Feldman et al. (3) first reported hemizygous gain of function point mutations (p.Arg137Cys and p.Arg137Leu) in AVPR2 in two male infants with NSIAD. Almost all the patients with NSIAD presented in the literature have had one of these two AVPR2 mutations (3,11,12,13,14,20,21). Our NSIAD patients also had p.Arg137Cys mutation. Functional analysis reported by previous studies have already shown that this variant is responsible for a constitutive activation of the AVP type 2 receptor, leading to inadequate water reabsorption in spite of low AVP levels.

In our case study, detailed family inquiry revealed that these two infants who independently presented were related and also had the five adult relatives with history of hyponatremia and/or epilepsy. We learned that these adults were not diagnosed with NSIAD, but consumed limited fluid of their own free will. Since the cousins of the first infant’s mother and the second infant’s uncle lived abroad, we could not perform genetic testing for these family members. While symptoms in our infant cases began in the neonatal and even antenatal period, manifested by oligohydramnios due to low urination, the other family members’ complaints, including tiredness, headache and seizures, had started at different ages ranging from childhood to later life. So, the age range in the seven patients (one female) in our large family varied from infancy to adulthood. Decaux et al. (11) demonstrated that NSIAD shows a wide variation of expressivity. It is not limited to infants, and the diagnosis should also be considered in adults. Albeit NSIAD is an X-linked genetic disease, it has been reported in heterozygous females, and this is explained as random X-inactivation (25).

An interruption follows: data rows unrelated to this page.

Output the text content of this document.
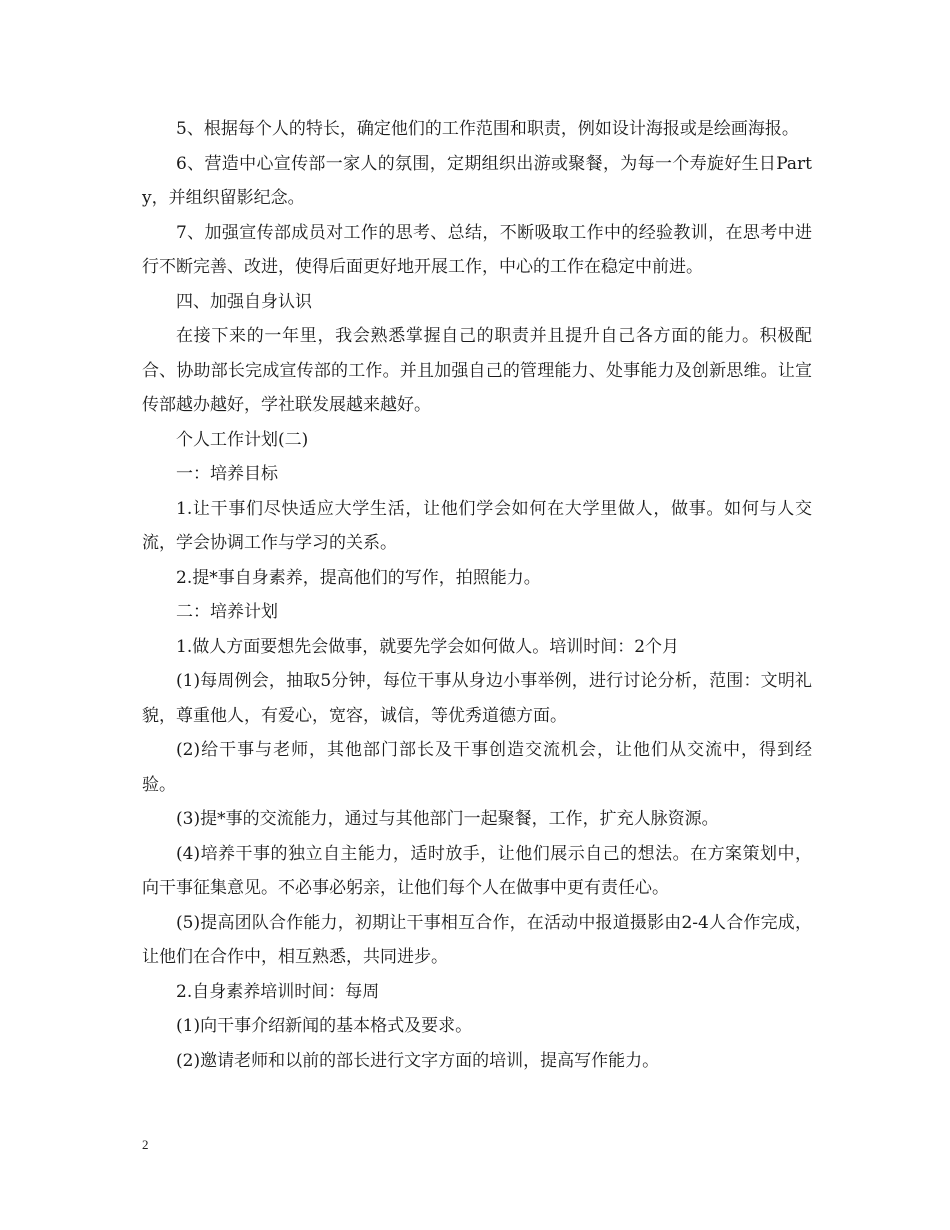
5、根据每个人的特长，确定他们的工作范围和职责，例如设计海报或是绘画海报。

6、营造中心宣传部一家人的氛围，定期组织出游或聚餐，为每一个寿旋好生日Party，并组织留影纪念。

7、加强宣传部成员对工作的思考、总结，不断吸取工作中的经验教训，在思考中进行不断完善、改进，使得后面更好地开展工作，中心的工作在稳定中前进。

四、加强自身认识

在接下来的一年里，我会熟悉掌握自己的职责并且提升自己各方面的能力。积极配合、协助部长完成宣传部的工作。并且加强自己的管理能力、处事能力及创新思维。让宣传部越办越好，学社联发展越来越好。

个人工作计划(二)

一：培养目标

1.让干事们尽快适应大学生活，让他们学会如何在大学里做人，做事。如何与人交流，学会协调工作与学习的关系。

2.提*事自身素养，提高他们的写作，拍照能力。

二：培养计划

1.做人方面要想先会做事，就要先学会如何做人。培训时间：2个月

(1)每周例会，抽取5分钟，每位干事从身边小事举例，进行讨论分析，范围：文明礼貌，尊重他人，有爱心，宽容，诚信，等优秀道德方面。

(2)给干事与老师，其他部门部长及干事创造交流机会，让他们从交流中，得到经验。

(3)提*事的交流能力，通过与其他部门一起聚餐，工作，扩充人脉资源。

(4)培养干事的独立自主能力，适时放手，让他们展示自己的想法。在方案策划中，向干事征集意见。不必事必躬亲，让他们每个人在做事中更有责任心。

(5)提高团队合作能力，初期让干事相互合作，在活动中报道摄影由2-4人合作完成，让他们在合作中，相互熟悉，共同进步。

2.自身素养培训时间：每周

(1)向干事介绍新闻的基本格式及要求。

(2)邀请老师和以前的部长进行文字方面的培训，提高写作能力。

2
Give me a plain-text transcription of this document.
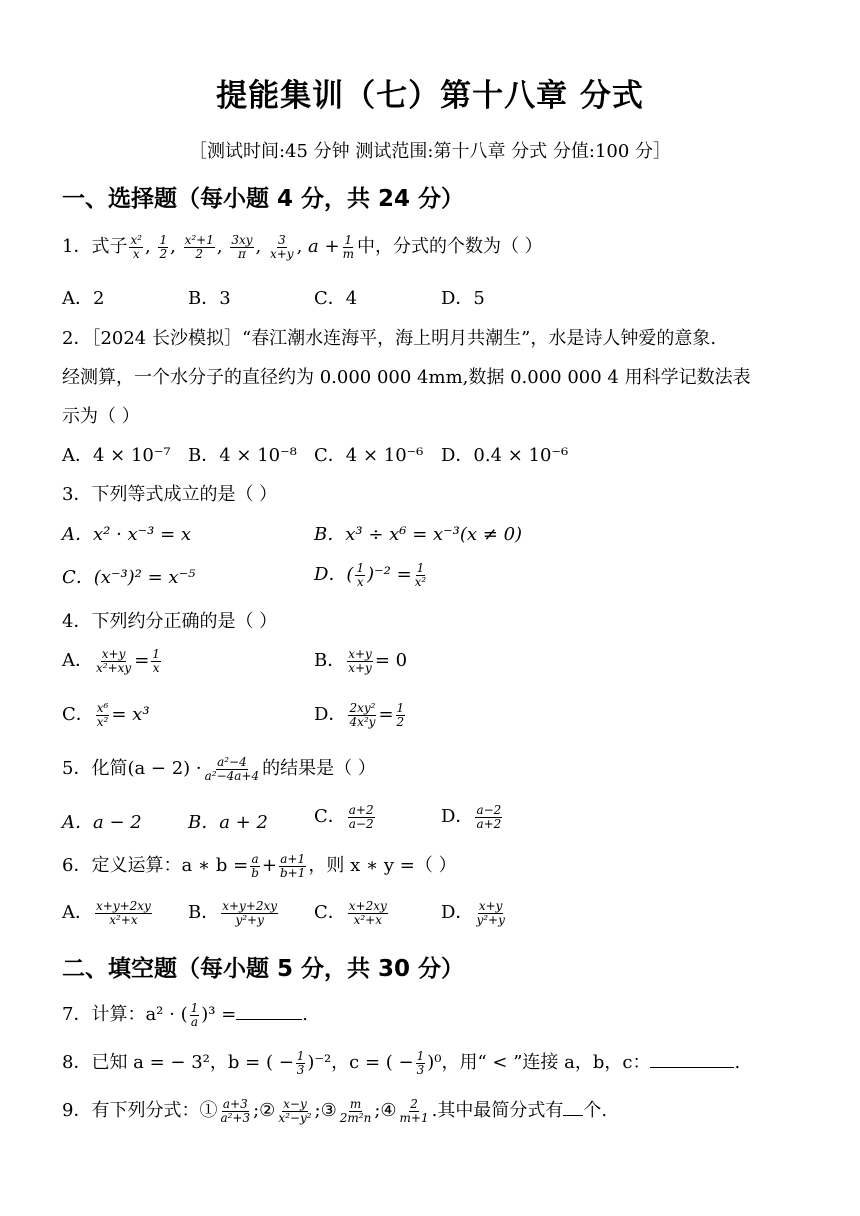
提能集训（七）第十八章 分式
［测试时间:45 分钟 测试范围:第十八章 分式 分值:100 分］
一、选择题（每小题 4 分，共 24 分）
1．式子 $\frac{\text{x²}}{x}$ , $\frac{1}{2}$ , $\frac{\text{x²+1}}{2}$ , $\frac{3xy}{\pi}$ , $\frac{3}{x+y}$ , $a + \frac{1}{m}$ 中，分式的个数为（ ）
A．2	B．3	C．4	D．5
2．［2024 长沙模拟］“春江潮水连海平，海上明月共潮生”，水是诗人钟爱的意象.
经测算，一个水分子的直径约为 0.000 000 4mm,数据 0.000 000 4 用科学记数法表
示为（ ）
A．4 × 10⁻⁷ B．4 × 10⁻⁸ C．4 × 10⁻⁶ D．0.4 × 10⁻⁶
3．下列等式成立的是（ ）
A．x² · x⁻³ = x	B．x³ ÷ x⁶ = x⁻³(x ≠ 0)
C．(x⁻³)² = x⁻⁵	D．( $\frac{1}{x} )^{-2} = \frac{1}{\text{x²}}$
4．下列约分正确的是（ ）
A． $\frac{x+y}{\text{x²+xy}} = \frac{1}{x}$	B． $\frac{x+y}{x+y} = 0$
C． $\frac{\text{x⁶}}{\text{x²}} = x^3$	D． $\frac{\text{2xy²}}{\text{4x²y}} = \frac{1}{2}$
5．化简$(a - 2) \cdot \frac{\text{a²−4}}{\text{a²−4a+4}}$ 的结果是（ ）
A．a − 2	B．a + 2	C． $\frac{a+2}{a-2}$	D． $\frac{a-2}{a+2}$
6．定义运算：a ∗ $b = \frac{a}{b} + \frac{a+1}{b+1}$ ，则 x ∗ y =（ ）
A． $\frac{x+y+2xy}{\text{x²+x}}$ B． $\frac{x+y+2xy}{\text{y²+y}}$ C． $\frac{x+2xy}{\text{x²+x}}$	D． $\frac{x+y}{\text{y²+y}}$
二、填空题（每小题 5 分，共 30 分）
7．计算：a² · ( $\frac{1}{a} )^3$ =	.
8．已知 a = − 3²，b = ( − $\frac{1}{3} )^{-2}$，c = ( − $\frac{1}{3} )^0$，用“ < ”连接 a，b，c：	.
9．有下列分式：① $\frac{a+3}{\text{a²+3}}$ ;② $\frac{x-y}{\text{x²−y²}}$ ;③ $\frac{m}{\text{2m²n}}$ ;④ $\frac{2}{m+1}$ .其中最简分式有 个.
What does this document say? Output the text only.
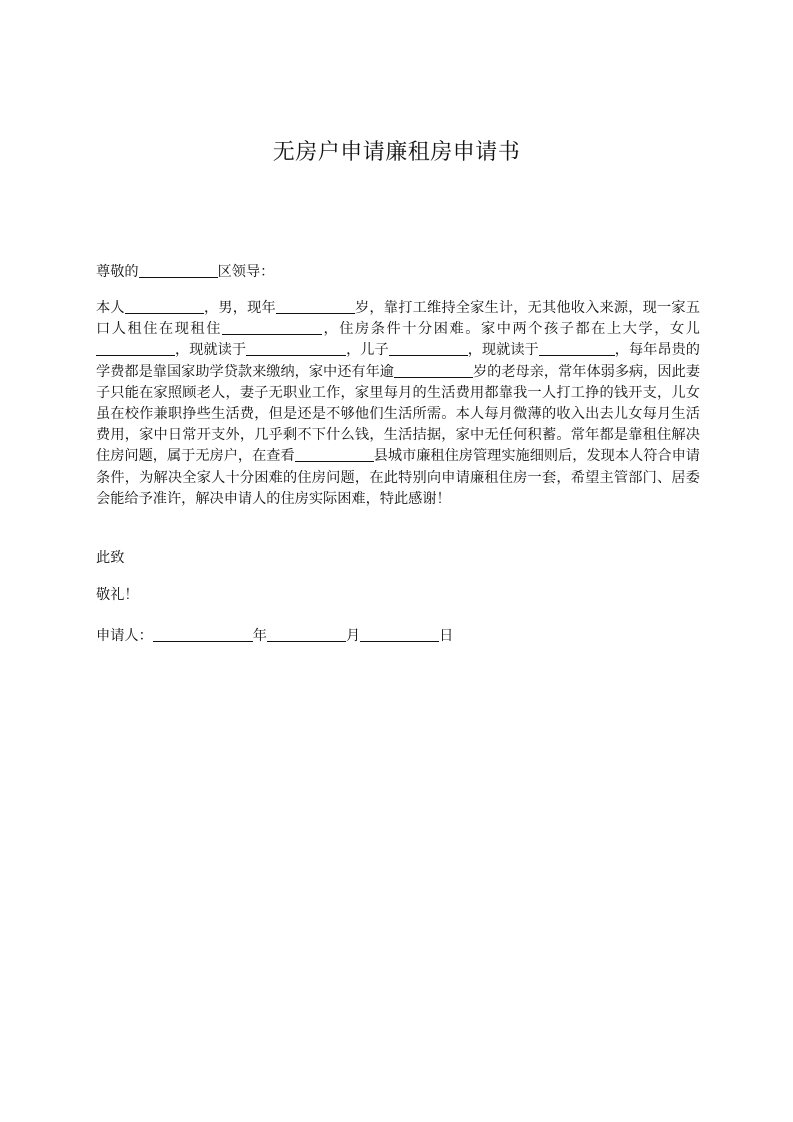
无房户申请廉租房申请书
尊敬的	区领导：
本人	，男，现年	岁，靠打工维持全家生计，无其他收入来源，现一家五口人租住在现租住	，住房条件十分困难。家中两个孩子都在上大学，女儿，现就读于	，儿子	，现就读于	，每年昂贵的学费都是靠国家助学贷款来缴纳，家中还有年逾	岁的老母亲，常年体弱多病，因此妻子只能在家照顾老人，妻子无职业工作，家里每月的生活费用都靠我一人打工挣的钱开支，儿女虽在校作兼职挣些生活费，但是还是不够他们生活所需。本人每月微薄的收入出去儿女每月生活费用，家中日常开支外，几乎剩不下什么钱，生活拮据，家中无任何积蓄。常年都是靠租住解决住房问题，属于无房户，在查看	县城市廉租住房管理实施细则后，发现本人符合申请条件，为解决全家人十分困难的住房问题，在此特别向申请廉租住房一套，希望主管部门、居委会能给予准许，解决申请人的住房实际困难，特此感谢！
此致
敬礼！
申请人：	年	月	日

Early detection and treatment of NSIAD are essential to prevent severe hyponatremia, which can have dangerous effects on neonates and infants, and can potentially lead to death or, if survived, neurological sequelae. The goal of therapy is to limit free-water intake (3,11,12,13,14,15,16,17,18,19,20,21). Since AVP stimulates thirst, low to undetectable levels of AVP encountered in NSIAD could induce a diminished thirst sensation and thus explain the good compliance to water restriction (26). Fludrocortisone treatment rescues otherwise potentially life-threatening hyponatremia due to renal salt wasting and the secondary mineralocorticoid deficiency driven by elevated ANP and/or brain natriuretic peptide (27). However, long-term use of mineralocorticoids can lead to hypertension, as seen in our first case. The vaptans, AVP antagonists that interfere with the hormone’s antidiuretic effect by competitively binding to AVPR2, are effective in SIADH but ineffective in NSIAD due to the receptor’s constitutive activation (11,17). Therefore, fluid restriction remains the mainstay of therapy, as applied in the two cases presented herein.

Conclusion

In conclusion, NSIAD should be considered as a diagnosis in patients presenting at any ages with unexplained hyponatremia and low plasma osmolality, despite relatively high urine osmolality. As a first step in the investigation, plasma AVP levels should be measured. In patients with undetectable AVP levels, genetic testing of AVPR2 can simply confirm diagnosis. It should be noted that if NSIAD is not considered, the plasma renin-aldosterone profile can be confused with HH, especially in infants.